Um, so he's not a toad. Ian is charming, attractive and dangerous. A lethal combination and a bad boy with lots of layers.

So there you have it, a glimpse at the villain and the bad-boy of Slipping the Past. For more Ian Saefa, Enforcers and reapers, check out my novel, Slipping the Past, available at Liquid Silver Books. http://liquidsilverbooks.com/

A big thanks goes out to the hosts of Paranormal Romantics for their hospitality and for letting me blog today with them. Thank you all and I hope I can blog again with you in the future.

Best,

D.L. Jackson

8 comments:

Annie Nicholas said...

Very nice post, DL. Welcome to PR. I do love an anti-hero.

Arlene said...

Yes, wonderful detail and thought you put into this post, Dawn.
I think one of my favorite bad guys can be recognized by:

"Frankly, my dear, I dont give a damn."

Slipping the Past is a great read, and Ian is an unforgettable villian right up there with the worst of them. I love him. Thanks for sharing, Dawn.

Rebecca Royce said...

I really love the fact that you set out to make a really well developed villian. I have this on my TBR and I can't wait to read it soon!

Thanks for blogging for me today!!

Susan E. Falk said...

So nice to read someone else "gets" the appeal of Hannibal Lecter. Unfortunately, I find some of Harris' writing sloppy (continuity errors abound throughout the 4 books), but he made someone who shouldn't have been anything but scary and humanized him in a way that we all get even if we've never been in the situation Lecter had.

D L Jackson said...

Absolutely, Susan. Hannibal is a sociopath. He's a killer, a cannibal and yet he's sympathic to the reader. I find that very compelling. Yes, I think we see a lot of errors in best seller's books because of the push to get them out the door. But the way Harris wrote Lecter was fantastic.
It hard to make a monster sympathic to the reader.

Rebecca, No, thanks for having me. I have a few of yours in my TBR as well. :)

Arlene, thanks for stopping by. Of course your input helped bring Ian to life and I can't do it without my IPs. You're the best.

Ann, I think I enjoy writing villians as much as my hero's and heroines. They can be a challenge. I think a sympathic villian can make the hero's struggles all the more difficult and increase tension in a novel.
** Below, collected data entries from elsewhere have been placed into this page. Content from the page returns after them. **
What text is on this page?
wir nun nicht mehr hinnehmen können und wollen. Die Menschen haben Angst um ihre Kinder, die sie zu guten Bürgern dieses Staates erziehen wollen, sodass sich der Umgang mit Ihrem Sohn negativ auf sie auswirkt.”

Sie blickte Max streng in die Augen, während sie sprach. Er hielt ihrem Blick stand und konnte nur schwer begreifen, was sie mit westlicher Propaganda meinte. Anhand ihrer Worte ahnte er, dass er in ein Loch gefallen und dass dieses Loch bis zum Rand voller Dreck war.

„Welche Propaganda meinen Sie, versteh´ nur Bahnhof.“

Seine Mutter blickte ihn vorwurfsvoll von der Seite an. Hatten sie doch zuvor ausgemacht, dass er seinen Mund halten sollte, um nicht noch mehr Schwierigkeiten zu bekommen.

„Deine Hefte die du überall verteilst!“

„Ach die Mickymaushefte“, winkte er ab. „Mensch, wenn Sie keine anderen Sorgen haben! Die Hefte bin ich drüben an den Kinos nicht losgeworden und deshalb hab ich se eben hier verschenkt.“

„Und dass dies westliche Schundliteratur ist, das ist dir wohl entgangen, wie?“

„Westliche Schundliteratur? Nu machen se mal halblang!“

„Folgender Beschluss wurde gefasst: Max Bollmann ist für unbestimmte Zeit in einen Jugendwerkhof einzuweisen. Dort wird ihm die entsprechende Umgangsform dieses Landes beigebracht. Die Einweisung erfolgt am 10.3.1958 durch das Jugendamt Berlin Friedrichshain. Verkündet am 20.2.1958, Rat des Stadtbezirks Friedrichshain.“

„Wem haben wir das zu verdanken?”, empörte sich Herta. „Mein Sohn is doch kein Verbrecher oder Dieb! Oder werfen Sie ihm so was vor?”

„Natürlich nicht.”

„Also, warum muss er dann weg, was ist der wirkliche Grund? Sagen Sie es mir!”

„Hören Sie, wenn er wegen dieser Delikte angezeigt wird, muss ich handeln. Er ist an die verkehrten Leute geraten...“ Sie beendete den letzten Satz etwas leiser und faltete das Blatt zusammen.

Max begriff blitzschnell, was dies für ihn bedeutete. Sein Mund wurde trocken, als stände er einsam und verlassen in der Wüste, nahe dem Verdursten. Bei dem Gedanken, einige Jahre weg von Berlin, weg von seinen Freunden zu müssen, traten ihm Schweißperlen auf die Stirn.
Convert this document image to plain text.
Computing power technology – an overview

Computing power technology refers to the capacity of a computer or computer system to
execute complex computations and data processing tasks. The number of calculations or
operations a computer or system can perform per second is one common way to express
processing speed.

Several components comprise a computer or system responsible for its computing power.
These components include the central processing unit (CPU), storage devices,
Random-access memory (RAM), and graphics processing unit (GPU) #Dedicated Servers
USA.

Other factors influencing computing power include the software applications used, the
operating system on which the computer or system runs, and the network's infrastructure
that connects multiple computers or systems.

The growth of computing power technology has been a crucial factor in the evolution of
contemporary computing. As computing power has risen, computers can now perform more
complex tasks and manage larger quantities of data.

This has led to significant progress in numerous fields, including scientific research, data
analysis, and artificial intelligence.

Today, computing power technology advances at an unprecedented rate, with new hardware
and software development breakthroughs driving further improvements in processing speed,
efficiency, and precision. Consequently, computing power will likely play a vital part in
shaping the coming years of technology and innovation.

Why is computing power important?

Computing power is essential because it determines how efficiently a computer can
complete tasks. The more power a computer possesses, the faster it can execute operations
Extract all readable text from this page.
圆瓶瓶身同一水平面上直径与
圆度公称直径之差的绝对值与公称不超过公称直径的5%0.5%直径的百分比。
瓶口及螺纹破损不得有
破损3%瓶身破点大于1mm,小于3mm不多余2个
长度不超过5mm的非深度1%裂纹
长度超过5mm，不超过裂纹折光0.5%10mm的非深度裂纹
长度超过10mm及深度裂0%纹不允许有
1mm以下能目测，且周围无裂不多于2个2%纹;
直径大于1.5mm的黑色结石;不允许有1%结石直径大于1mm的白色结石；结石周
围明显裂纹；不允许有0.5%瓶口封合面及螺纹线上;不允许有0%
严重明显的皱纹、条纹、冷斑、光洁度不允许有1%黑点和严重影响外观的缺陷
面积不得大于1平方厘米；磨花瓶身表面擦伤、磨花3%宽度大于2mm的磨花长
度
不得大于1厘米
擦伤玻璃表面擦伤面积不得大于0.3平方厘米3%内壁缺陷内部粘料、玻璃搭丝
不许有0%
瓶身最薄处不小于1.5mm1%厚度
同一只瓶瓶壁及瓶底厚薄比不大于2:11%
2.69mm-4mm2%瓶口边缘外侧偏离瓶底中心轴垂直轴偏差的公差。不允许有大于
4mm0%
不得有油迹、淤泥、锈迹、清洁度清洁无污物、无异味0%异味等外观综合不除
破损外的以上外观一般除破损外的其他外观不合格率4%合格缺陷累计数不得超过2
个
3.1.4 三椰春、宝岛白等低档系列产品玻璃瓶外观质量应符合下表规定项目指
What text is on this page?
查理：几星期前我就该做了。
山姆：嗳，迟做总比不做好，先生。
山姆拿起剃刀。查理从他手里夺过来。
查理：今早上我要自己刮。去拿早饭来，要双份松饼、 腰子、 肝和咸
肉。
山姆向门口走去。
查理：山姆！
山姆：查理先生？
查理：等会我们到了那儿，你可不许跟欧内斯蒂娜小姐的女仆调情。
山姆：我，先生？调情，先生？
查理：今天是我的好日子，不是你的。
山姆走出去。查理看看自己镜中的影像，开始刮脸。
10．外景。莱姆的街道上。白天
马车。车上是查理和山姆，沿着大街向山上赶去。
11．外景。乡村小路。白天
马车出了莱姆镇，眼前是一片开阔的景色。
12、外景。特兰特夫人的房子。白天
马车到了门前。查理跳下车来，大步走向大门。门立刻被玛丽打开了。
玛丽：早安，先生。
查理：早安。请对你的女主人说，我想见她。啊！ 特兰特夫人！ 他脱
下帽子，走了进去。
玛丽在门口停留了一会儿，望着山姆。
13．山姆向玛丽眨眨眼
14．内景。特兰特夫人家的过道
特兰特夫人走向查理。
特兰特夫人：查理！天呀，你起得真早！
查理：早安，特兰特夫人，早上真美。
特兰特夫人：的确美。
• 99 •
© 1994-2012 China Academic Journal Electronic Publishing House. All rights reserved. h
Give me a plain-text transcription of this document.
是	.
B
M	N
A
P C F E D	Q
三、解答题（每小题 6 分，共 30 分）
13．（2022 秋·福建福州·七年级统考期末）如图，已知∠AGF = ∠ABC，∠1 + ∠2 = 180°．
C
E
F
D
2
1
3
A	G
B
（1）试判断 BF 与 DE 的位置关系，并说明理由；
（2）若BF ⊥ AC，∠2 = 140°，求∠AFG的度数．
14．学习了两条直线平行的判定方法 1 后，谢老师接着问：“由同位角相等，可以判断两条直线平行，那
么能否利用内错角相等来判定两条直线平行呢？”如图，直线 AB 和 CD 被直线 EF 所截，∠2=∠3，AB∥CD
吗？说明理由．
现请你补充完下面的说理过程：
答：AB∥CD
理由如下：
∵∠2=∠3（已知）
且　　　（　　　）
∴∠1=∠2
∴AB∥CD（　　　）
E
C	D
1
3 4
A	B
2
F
Now, who are your favorites. Talk to me. Which bad boys are unforgettable to you and why?

Sandra Sookoo said...

Welcome to PR. I'm glad you've got a handle on anti-heroes. Mine is fighting me right now and apparently wants to be much worse than he's allowed to be LOL

L. A. Green said...

Great article, Dawn. Love the parallels you draw between Anakin Skywalker, Hannibal Lecter and Ian as characters. (Now there's a diverse trio of bad boys!)

J Hali Steele said...

Hi, D L, didn't want to miss welcoming you and glad I didn't. Your story sounds very intriguing--great post.